A manhã, diferente da noite, passou bem rápida. Antes do almoço, chegaram todas novamente, exceto minha Laura que tive apenas a resposta sucinta da Didi:
- Ela foi para algum hotel descansar e não nos informou qual. O telefone também está desligado. Logo ela aparece aqui.

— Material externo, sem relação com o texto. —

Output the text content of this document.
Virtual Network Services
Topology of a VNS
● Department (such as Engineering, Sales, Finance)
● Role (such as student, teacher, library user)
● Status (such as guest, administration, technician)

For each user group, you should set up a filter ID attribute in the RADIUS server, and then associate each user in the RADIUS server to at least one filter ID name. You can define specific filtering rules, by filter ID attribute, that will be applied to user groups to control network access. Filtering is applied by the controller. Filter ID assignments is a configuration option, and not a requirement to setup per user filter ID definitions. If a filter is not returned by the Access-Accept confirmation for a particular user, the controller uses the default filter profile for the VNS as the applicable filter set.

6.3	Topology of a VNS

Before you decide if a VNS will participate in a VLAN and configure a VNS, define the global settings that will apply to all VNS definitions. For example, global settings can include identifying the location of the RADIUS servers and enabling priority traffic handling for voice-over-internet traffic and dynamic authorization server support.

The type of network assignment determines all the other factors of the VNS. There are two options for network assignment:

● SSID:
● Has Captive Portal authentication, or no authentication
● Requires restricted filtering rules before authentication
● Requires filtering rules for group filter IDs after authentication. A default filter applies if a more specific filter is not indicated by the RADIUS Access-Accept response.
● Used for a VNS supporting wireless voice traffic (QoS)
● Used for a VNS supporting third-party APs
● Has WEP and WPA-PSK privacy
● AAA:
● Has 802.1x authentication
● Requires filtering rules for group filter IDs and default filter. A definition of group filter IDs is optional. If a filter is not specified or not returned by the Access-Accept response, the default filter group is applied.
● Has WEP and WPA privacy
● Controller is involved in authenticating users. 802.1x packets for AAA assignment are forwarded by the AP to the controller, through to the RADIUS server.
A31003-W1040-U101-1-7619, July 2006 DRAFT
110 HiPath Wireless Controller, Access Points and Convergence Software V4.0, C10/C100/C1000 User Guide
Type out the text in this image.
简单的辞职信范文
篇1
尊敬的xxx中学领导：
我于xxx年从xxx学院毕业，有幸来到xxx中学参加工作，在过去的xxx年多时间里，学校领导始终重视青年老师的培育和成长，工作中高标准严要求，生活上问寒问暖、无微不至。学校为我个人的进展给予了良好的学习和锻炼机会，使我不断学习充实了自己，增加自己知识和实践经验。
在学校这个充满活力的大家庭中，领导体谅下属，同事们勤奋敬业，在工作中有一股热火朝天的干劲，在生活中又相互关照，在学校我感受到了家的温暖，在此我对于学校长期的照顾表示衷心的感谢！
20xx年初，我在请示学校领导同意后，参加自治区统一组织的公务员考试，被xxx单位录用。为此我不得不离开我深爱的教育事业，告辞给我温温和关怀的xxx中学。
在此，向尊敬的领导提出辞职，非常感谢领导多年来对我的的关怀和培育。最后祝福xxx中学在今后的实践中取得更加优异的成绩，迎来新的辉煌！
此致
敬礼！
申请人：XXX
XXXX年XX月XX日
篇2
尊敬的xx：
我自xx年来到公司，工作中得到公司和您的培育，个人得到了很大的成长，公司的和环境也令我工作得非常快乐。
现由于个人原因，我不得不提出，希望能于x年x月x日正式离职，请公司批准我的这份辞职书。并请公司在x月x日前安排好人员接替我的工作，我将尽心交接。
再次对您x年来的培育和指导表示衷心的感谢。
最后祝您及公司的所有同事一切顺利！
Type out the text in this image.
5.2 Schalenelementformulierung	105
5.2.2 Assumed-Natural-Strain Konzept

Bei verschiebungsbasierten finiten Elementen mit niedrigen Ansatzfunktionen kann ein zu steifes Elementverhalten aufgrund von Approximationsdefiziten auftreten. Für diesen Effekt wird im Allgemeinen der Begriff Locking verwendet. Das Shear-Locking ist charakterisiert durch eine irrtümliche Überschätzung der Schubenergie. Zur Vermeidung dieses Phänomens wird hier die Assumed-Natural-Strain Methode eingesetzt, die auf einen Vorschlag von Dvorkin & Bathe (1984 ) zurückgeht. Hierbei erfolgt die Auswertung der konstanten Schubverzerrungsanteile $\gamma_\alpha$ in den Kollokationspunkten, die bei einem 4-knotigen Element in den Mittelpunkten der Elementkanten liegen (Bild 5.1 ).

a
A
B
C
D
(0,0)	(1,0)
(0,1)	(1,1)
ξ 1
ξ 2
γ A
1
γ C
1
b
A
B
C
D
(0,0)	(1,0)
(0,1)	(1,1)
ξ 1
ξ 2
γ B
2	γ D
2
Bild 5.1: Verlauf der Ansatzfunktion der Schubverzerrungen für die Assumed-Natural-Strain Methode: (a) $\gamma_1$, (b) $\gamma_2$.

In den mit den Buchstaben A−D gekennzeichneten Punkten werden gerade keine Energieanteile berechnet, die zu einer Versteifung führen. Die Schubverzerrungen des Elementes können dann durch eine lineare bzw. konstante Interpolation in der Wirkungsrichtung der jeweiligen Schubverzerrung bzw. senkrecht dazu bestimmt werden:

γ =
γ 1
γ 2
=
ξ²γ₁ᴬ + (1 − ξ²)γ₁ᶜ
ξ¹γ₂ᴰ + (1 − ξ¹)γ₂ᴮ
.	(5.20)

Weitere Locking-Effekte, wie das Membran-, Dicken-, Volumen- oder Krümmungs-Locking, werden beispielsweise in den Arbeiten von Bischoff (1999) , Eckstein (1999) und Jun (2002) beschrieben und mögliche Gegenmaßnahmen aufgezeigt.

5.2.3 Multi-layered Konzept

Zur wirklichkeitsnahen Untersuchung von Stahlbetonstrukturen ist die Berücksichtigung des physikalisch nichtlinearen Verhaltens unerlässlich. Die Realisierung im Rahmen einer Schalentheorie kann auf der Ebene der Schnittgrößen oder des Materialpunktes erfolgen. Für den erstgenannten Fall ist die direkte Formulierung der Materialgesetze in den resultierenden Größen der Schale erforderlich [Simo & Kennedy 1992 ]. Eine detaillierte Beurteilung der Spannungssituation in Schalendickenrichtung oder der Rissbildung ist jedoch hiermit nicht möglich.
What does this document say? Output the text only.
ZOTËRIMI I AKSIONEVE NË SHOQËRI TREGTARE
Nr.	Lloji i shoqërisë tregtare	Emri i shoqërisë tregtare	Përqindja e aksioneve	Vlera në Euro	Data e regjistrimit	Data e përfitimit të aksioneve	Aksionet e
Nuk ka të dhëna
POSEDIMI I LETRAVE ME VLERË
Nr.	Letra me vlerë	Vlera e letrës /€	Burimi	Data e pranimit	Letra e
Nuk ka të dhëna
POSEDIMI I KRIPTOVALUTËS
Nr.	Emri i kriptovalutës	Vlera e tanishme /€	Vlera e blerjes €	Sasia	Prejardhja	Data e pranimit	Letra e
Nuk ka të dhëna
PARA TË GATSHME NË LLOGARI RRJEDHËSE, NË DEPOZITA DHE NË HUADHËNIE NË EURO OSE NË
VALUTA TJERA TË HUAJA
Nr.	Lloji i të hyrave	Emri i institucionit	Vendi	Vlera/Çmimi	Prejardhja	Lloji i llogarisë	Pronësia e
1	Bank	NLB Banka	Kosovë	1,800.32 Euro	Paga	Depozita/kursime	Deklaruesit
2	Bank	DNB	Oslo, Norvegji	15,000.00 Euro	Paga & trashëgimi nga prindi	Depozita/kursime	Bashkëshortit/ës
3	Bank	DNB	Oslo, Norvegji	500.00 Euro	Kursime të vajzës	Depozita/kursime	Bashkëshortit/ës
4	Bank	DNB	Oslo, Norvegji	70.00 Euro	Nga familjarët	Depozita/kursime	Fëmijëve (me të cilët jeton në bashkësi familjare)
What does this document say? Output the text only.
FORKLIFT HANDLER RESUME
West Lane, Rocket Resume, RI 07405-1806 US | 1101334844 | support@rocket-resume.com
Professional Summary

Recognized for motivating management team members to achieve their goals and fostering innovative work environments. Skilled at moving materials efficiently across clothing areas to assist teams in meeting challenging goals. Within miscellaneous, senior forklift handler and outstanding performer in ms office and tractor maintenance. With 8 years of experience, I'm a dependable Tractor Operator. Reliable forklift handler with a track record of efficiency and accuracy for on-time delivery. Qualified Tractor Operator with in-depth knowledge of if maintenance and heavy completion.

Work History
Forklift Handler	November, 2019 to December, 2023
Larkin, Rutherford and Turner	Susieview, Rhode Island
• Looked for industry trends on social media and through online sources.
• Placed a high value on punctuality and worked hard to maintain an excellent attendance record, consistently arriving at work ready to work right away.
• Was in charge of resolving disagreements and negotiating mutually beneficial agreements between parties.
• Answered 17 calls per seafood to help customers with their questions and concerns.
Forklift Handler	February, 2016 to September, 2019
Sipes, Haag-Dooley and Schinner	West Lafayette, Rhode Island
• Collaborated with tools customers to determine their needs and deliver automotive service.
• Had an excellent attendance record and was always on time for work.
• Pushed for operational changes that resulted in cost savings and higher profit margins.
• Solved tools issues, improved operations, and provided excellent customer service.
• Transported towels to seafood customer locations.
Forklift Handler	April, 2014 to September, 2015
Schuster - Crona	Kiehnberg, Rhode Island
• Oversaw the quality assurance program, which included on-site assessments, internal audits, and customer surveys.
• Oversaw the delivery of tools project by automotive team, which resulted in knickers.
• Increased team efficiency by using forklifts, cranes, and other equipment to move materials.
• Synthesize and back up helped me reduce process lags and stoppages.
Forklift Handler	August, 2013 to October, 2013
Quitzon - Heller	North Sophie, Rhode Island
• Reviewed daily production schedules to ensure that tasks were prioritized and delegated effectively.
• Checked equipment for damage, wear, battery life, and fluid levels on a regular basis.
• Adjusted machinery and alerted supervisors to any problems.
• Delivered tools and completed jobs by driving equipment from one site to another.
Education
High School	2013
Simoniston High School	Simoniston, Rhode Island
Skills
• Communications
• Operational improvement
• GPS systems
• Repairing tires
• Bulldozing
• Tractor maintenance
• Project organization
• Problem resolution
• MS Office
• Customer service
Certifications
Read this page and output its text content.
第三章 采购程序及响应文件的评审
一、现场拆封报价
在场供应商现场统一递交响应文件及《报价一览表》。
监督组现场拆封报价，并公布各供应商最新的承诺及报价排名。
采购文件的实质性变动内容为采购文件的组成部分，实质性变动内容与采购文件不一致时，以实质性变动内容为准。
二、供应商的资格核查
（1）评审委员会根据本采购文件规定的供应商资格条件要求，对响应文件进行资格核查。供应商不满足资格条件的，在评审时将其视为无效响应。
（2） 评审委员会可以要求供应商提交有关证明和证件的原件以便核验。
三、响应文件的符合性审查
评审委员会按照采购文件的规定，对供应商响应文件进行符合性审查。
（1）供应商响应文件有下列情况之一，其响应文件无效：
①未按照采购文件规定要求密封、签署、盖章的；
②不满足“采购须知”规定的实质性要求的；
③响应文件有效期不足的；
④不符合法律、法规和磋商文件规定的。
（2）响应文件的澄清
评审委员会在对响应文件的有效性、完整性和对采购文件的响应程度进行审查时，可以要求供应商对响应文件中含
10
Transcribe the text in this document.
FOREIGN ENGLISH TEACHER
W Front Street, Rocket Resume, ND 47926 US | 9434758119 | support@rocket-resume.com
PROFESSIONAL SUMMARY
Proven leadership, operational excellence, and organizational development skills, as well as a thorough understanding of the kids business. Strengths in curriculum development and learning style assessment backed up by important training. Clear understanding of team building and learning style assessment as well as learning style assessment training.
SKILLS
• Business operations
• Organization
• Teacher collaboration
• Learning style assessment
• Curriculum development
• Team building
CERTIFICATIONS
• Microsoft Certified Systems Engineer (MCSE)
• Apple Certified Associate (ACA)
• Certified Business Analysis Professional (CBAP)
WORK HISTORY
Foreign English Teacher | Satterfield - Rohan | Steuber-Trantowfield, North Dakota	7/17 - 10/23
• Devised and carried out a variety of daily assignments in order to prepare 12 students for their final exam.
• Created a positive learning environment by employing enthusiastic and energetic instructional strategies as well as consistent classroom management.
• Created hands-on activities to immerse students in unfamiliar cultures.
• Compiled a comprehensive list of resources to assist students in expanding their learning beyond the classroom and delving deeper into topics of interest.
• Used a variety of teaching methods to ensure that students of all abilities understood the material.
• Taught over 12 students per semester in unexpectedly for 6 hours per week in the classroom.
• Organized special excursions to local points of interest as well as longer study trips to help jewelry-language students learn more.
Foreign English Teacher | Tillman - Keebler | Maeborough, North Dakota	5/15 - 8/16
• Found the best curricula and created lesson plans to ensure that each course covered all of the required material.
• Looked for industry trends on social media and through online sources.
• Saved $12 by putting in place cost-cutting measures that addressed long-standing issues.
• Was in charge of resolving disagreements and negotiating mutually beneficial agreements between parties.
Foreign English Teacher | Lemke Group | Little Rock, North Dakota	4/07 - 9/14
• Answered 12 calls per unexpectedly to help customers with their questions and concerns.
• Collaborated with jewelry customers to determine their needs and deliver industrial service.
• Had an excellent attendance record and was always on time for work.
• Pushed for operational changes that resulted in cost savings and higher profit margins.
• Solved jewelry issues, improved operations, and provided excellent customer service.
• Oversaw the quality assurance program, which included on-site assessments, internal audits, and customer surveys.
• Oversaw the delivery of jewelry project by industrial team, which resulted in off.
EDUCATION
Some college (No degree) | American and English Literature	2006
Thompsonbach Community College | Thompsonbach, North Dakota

Para elas, que não passaram pelo que nós passamos, isso é algo normal. Meu dia foi péssimo depois disso. Em nenhum instante consegui parar de pensar na Laura. Para além da saudade, a preocupação gritava dentro de mim. Me reservei o direito de permanecer quieta. Sorria de vez em quando, fingi dormir um pouco na tentativa de não ter que conversar. Minha vontade era sair pelas ruas à sua procura. Como assim, ela está de celular desligado? A lembrança dos dias sórdidos que passei na mansão do Gordon me assolaram a ponto da pressão subir. Após a enfermeira me medicar, devido a pressão, dormi com o efeito do remédio.
Acordei com o médico, Dr Luigh tocando minhas mãos e, ao abrir os olhos, contemplei seu sorriso, seguido de uma fala animada:
- Que tal ir para casa, senhorita Alice?